Öztabay, ülkenin neredeyse bütün temel sorunlarının nüfusun bilinmemesiyle doğrudan bağlantılı
olduğuna dikkat çekti. Devletin acilen kapsamlı ve sağlıklı bir nüfus sayımı yapması gerektiğini
söyleyen Öztabay, “Biz bu sayımı ‘kaç Kıbrıslıyız’ diye değil; bu ülkede kaç kişi yaşıyor, kaçak çalışma
ne boyutta, kaç kadın şiddete uğruyor, kaç çocuk okuyamıyor, hangi hastalıklar öne çıkıyor, hangi
ilaca ihtiyacımız var, çevre ve yapılaşma baskısı ne durumda, bunları bilelim diye istiyoruz.” dedi.

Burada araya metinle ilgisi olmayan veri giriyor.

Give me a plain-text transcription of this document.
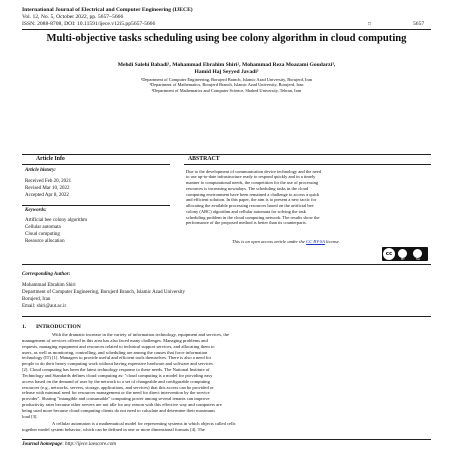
International Journal of Electrical and Computer Engineering (IJECE)
Vol. 12, No. 5, October 2022, pp. 5657~5666
ISSN: 2088-8708, DOI: 10.11591/ijece.v12i5.pp5657-5666	□	5657
Multi-objective tasks scheduling using bee colony algorithm in cloud computing
Mehdi Salehi Babadi¹, Mohammad Ebrahim Shiri², Mohammad Reza Moazami Goudarzi³,
Hamid Haj Seyyed Javadi³
¹Department of Computer Engineering, Borujerd Branch, Islamic Azad University, Borujerd, Iran
²Department of Mathematics, Borujerd Branch, Islamic Azad University, Borujerd, Iran
³Department of Mathematics and Computer Science, Shahed University, Tehran, Iran
Article Info	ABSTRACT
Article history:
Received Feb 20, 2021
Revised Mar 10, 2022
Accepted Apr 8, 2022
Keywords:
Artificial bee colony algorithm
Cellular automata
Cloud computing
Resource allocation
Due to the development of communication device technology and the need
to use up-to-date infrastructure ready to respond quickly and in a timely
manner to computational needs, the competition for the use of processing
resources is increasing nowadays. The scheduling tasks in the cloud
computing environment have been remained a challenge to access a quick
and efficient solution. In this paper, the aim is to present a new tactic for
allocating the available processing resources based on the artificial bee
colony (ABC) algorithm and cellular automata for solving the task
scheduling problem in the cloud computing network. The results show the
performance of the proposed method is better than its counterparts.
This is an open access article under the CC BY-SA license.
cc
BY	SA
Corresponding Author:
Mohammad Ebrahim Shiri
Department of Computer Engineering, Borujerd Branch, Islamic Azad University
Borujerd, Iran
Email: shiri@aut.ac.ir
1.       INTRODUCTION
With the dramatic increase in the variety of information technology, equipment and services, the
management of services offered in this area has also faced many challenges. Managing problems and
requests, managing equipment and resources related to technical support services, and allocating them to
users, as well as monitoring, controlling, and scheduling are among the causes that force information
technology (IT) [1]. Managers to provide useful and efficient tools themselves. There is also a need for
people to do their heavy computing work without having expensive hardware and software and services
[2]. Cloud computing has been the latest technology response to these needs. The National Institute of
Technology and Standards defines cloud computing as: "cloud computing is a model for providing easy
access based on the demand of user by the network to a set of changeable and configurable computing
resources (e.g., networks, servers, storage, applications, and services) that this access can be provided or
release with minimal need for resources management or the need for direct intervention by the service
provider". Sharing "intangible and consumable" computing power among several tenants can improve
productivity rates because other servers are not idle for any reason with this effective way and computers are
being used more because cloud computing clients do not need to calculate and determine their maximum
load [3].
A cellular automaton is a mathematical model for representing systems in which objects called cells
together model system behavior, which can be defined in one or more dimensional formats [4]. The
Journal homepage: http://ijece.iaescore.com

Sağlıkta yoğunluk, eğitimde kalabalık sınıflar, trafikteki kaos ve ilaç krizlerinin, veriye dayalı planlama
yapılmadığı için çözülemediğini vurguladı.

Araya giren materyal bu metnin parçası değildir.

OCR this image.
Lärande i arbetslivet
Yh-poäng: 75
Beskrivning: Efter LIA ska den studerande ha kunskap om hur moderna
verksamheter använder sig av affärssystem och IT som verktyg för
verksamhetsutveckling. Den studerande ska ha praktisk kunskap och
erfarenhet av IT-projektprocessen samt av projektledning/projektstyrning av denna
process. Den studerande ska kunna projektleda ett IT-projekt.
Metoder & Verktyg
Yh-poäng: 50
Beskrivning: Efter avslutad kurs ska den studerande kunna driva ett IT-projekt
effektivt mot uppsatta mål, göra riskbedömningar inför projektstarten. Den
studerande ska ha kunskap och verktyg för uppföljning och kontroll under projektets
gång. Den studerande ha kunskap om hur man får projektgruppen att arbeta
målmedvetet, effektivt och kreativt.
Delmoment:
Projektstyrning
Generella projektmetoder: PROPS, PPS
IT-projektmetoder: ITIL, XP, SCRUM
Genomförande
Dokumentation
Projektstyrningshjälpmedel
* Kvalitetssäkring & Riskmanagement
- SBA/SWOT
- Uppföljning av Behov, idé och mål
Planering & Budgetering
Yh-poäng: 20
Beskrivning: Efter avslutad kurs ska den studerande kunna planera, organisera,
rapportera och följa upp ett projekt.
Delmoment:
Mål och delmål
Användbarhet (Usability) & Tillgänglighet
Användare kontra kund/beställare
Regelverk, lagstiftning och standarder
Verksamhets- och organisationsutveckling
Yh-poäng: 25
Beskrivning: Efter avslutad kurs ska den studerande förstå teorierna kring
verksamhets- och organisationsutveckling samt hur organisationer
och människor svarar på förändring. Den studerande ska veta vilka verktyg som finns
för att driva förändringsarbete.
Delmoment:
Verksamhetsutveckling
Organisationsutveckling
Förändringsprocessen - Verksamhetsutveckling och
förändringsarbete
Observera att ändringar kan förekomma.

İklim krizi ve çevre başlığını da “varoluşsal sorun” olarak tanımlayan Öztabay, yağış azlığı, kuraklık,
doğal kaynakların yönetimi, tarım ve hayvancılığın geleceği ile kentlerin betonlaşması gibi konularda
kapsamlı bir strateji eksikliği olduğunu söyledi. TDP’nin İklim Komisyonu’nun bu alanda uzun süredir
çalıştığını belirten Öztabay, yerel yönetimlerin, uzman biyolog ve çevre bilimcilerin, çevre
mühendislerinin ve akademisyenlerin katılımıyla kalıcı bir yapı kurulması gerektiğini, dünyadaki
örnekler gibi bir “İklim Bakanlığı” düzeyinde kurumsallaşmanın dahi gündeme alınabileceğini ifade
etti.
Öztabay, e-devlet ve veri altyapısının da doğru kurulamadığına dikkat çekerek, “İyi niyetle dahi
nüfusu tespit etmek ve buna göre plan yapmak için gerekli zemin oluşturulmadı. Kime hizmet
verildiği, kaç kişiye hitap edildiği bilinmeyen bir yerde eşitlik ve adaletten söz etmek çok zor.” dedi.

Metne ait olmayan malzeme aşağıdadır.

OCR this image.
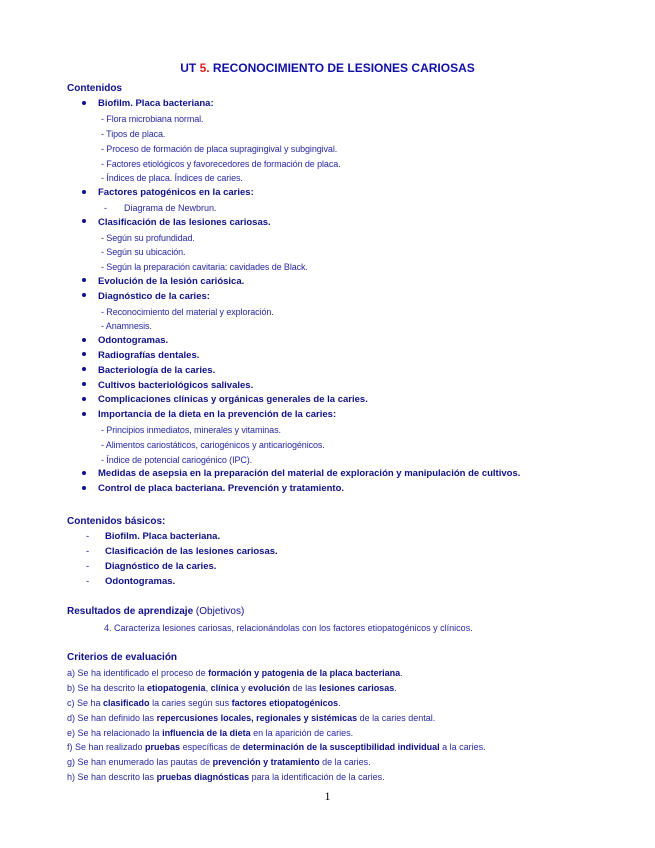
UT 5. RECONOCIMIENTO DE LESIONES CARIOSAS
Contenidos
Biofilm. Placa bacteriana:
- Flora microbiana normal.
- Tipos de placa.
- Proceso de formación de placa supragingival y subgingival.
- Factores etiológicos y favorecedores de formación de placa.
- Índices de placa. Índices de caries.
Factores patogénicos en la caries:
- Diagrama de Newbrun.
Clasificación de las lesiones cariosas.
- Según su profundidad.
- Según su ubicación.
- Según la preparación cavitaria: cavidades de Black.
Evolución de la lesión cariósica.
Diagnóstico de la caries:
- Reconocimiento del material y exploración.
- Anamnesis.
Odontogramas.
Radiografías dentales.
Bacteriología de la caries.
Cultivos bacteriológicos salivales.
Complicaciones clínicas y orgánicas generales de la caries.
Importancia de la dieta en la prevención de la caries:
- Principios inmediatos, minerales y vitaminas.
- Alimentos cariostáticos, cariogénicos y anticariogénicos.
- Índice de potencial cariogénico (IPC).
Medidas de asepsia en la preparación del material de exploración y manipulación de cultivos.
Control de placa bacteriana. Prevención y tratamiento.
Contenidos básicos:
- Biofilm. Placa bacteriana.
- Clasificación de las lesiones cariosas.
- Diagnóstico de la caries.
- Odontogramas.
Resultados de aprendizaje (Objetivos)
4. Caracteriza lesiones cariosas, relacionándolas con los factores etiopatogénicos y clínicos.
Criterios de evaluación
a) Se ha identificado el proceso de formación y patogenia de la placa bacteriana.
b) Se ha descrito la etiopatogenia, clínica y evolución de las lesiones cariosas.
c) Se ha clasificado la caries según sus factores etiopatogénicos.
d) Se han definido las repercusiones locales, regionales y sistémicas de la caries dental.
e) Se ha relacionado la influencia de la dieta en la aparición de caries.
f) Se han realizado pruebas específicas de determinación de la susceptibilidad individual a la caries.
g) Se han enumerado las pautas de prevención y tratamiento de la caries.
h) Se han descrito las pruebas diagnósticas para la identificación de la caries.
1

İlaç temininde yaşanan sıkıntıların, eğitimcilerin sokakta olmasının ve yurttaşın her adımda
güvensizlik hissetmesinin “istikrar” söylemini boşa düşürdüğünü savundu.
TDP’nin seçimlere hazır olduğunu vurgulayan Öztabay, parti komitelerinin yoğun biçimde çalıştığını,
hem kurumsal hem de bireysel olarak hukuksuzlukların takipçisi olduklarını söyledi. “Bu ülkede
aidiyet duygusu ciddi şekilde yıprandı ama buna rağmen insanlar hâlâ bir şeyleri değiştirebileceğimize
inanıyor.” diyen Öztabay, geç kalmış seçimin bir an önce yapılması gerektiğini, toplumun kaynaklarını
kendi menfaati için kullanmayacak, vizyonu nüfus sayımı ve uzun vadeli planlamaya dayalı bir
yönetim talep ettiğini ifade etti.
TDP’nin Meclis’te güçlü şekilde temsil edileceğine inandığını belirten Öztabay, “Siz nüfusunuzu
bilirseniz, planınızı öngörülebilir şekilde yapabilirsiniz. Biz hem partisel hem bireysel olarak bunun
önemini sürekli söylüyoruz. Geç kalmış seçimden sonra da doğru yerde, Meclis’te olup bu projeleri
hayata geçirmek istiyoruz.” diyerek sözlerini tamamladı.